# Coming up with a statistic that is responsive to changes in a time series, yet not too volatile

Let's say I have a fairly volatile time series $$X_t$$ - it doesn't have any reason to show an upward / downward trend, but it does show drops and spikes from time to time. It can also change level (e.g. for a few weeks it will be at one level, but it will quickly drop down to a new level a few % points down and stay there).

I'd like to have a statistic (basically a time series Y_t) that signals a change in $$X_t$$ quickly. It should also converge to the same (or close to the same) level as $$X_t$$ with as little delay as possible. Finally, $$Y_t$$ should have as little volatility as possible (I'm aware there's a tradeoff between low volatility and responsiveness).

I've tried the rolling mean - if there's a short duration (say 1 period) drop in $$X_t$$, then the rolling mean reacts quickly to the drop, but shows a delay in reacting to the recovery in $$X_t$$ (i.e. when $$X_t$$ is restored to normal values). The delay is the same as the window size minus the drop duration.

At this stage, I'm considering two statistics. The exponential moving average with a window of $$5$$:

$$E_t=\frac{\sum_{i=0}^t(1-\alpha)^iX_{t-i}}{\sum_{i=0}^t(1-\alpha)^i}$$ where $$\alpha=\frac{2}{\text{window}+1}$$

The other statistic I'm considering is a combination of EMA and median. Let $$M_t$$ denote the rolling median with a window of $$9$$. Then $$C_t=aE_t+(1-a)M_t$$

To test their response to a drop, I did a quick simulation as follows:

a = pd.Series(np.hstack((np.ones(10)*0.81, np.ones(4)*0.77,
np.ones(4)*0.72, np.ones(5)*0.77, np.ones(10)*0.81)))
x = 0.5
b = a.ewm(span=5).mean()
c = x*a.ewm(span=4).mean() + (1-x)*a.rolling(7).median()

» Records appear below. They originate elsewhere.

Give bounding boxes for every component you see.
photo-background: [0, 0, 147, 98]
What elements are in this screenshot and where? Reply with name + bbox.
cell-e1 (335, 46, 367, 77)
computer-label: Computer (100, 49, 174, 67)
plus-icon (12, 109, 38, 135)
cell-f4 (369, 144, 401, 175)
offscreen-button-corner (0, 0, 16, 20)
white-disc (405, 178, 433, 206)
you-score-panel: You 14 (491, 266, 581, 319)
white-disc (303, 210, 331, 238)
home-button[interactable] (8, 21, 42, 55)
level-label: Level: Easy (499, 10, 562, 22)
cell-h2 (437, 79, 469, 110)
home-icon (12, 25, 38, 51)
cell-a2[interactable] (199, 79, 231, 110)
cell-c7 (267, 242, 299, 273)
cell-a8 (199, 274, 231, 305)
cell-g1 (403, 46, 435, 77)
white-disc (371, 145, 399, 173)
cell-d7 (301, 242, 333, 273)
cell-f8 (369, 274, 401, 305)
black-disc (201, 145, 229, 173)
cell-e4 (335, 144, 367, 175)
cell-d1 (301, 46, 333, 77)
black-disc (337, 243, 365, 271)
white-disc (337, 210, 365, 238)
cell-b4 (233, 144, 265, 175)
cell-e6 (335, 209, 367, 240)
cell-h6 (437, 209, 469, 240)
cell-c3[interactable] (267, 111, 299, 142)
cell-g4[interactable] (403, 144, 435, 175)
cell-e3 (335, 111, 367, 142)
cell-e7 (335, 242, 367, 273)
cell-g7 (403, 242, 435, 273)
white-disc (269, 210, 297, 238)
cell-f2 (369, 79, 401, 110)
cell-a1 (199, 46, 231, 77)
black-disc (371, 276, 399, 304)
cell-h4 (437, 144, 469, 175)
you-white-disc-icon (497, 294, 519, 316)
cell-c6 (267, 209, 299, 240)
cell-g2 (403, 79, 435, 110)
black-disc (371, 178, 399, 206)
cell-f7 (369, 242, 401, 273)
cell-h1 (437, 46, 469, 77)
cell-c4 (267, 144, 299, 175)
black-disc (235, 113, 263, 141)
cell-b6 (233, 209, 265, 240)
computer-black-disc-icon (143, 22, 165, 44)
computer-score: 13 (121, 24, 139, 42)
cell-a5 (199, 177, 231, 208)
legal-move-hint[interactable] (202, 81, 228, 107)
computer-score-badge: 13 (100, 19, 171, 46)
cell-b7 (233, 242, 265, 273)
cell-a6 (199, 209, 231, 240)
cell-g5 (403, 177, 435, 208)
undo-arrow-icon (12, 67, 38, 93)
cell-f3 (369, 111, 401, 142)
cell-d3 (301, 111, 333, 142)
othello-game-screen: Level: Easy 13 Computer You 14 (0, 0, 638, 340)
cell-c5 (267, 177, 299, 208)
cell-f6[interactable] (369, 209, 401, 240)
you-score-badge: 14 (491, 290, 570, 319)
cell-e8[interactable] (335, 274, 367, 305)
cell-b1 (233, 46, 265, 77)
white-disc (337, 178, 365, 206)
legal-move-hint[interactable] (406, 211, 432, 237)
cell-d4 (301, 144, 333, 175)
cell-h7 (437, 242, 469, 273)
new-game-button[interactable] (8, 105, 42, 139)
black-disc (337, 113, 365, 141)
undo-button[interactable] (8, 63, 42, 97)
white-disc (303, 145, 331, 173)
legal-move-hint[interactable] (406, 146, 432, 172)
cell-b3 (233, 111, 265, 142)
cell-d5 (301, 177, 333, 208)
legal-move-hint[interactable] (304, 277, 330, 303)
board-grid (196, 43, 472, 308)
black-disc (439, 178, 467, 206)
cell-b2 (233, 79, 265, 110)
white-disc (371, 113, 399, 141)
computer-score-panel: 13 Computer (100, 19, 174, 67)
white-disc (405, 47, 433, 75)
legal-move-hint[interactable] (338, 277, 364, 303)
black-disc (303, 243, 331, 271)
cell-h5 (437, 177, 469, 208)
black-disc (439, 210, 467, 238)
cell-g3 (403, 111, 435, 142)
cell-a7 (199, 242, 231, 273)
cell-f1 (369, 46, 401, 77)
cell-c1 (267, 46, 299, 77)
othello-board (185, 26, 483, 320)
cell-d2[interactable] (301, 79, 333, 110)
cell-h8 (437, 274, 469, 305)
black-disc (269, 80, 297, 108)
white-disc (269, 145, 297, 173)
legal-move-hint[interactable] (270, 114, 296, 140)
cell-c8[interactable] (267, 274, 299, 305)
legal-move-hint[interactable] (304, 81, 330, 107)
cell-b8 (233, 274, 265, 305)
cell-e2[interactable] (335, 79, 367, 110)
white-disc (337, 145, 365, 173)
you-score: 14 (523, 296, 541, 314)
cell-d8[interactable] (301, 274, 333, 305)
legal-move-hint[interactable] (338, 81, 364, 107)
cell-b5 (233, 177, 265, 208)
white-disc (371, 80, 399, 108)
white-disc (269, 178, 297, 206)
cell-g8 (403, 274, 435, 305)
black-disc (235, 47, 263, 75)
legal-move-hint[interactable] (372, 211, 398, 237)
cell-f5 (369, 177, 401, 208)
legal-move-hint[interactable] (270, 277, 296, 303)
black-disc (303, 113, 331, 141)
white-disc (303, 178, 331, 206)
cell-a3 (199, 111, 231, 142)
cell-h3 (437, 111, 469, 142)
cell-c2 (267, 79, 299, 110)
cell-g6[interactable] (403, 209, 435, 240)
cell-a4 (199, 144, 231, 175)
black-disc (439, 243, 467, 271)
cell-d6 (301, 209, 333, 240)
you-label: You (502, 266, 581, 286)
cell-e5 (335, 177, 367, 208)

figure(num=None, figsize=(27, 9))
plt.plot(a, marker="o")
plt.plot(b, marker=".")
plt.plot(c, marker=".") By the time $$C_t$$ converges to the same values as $$X_t$$, the difference between $$C_t$$ and $$E_t$$ is really small (less than a percentage point).

$$C_t$$ has the feature that it won't drop as sharply as $$E_t$$ in response to a drop in $$X_t$$, but after a few periods it will abruptly drop down to the level of $$X_t$$. Similarly when $$X_t$$ recovers, $$C_t$$ initially shows a slower rise than $$E_t$$, but then suddenly shoots up, overtaking $$E_t$$ and catching up with $$X_t$$.

Now intuitively it seems that overall the EMA $$E_t$$ would be a better statistic, but I'm not sure. Is there any concrete, rigorous justification for the superiority of any one statistic over the other? For example, is it possible to show that maybe $$C_t$$ reacts similarly to two different scenarios, and is therefore unsuitable to differentiate between those scenarios?

Finally, given the requirements of quick response, quick convergence and low volatility, is there any other statistic I may have missed that's better than these two?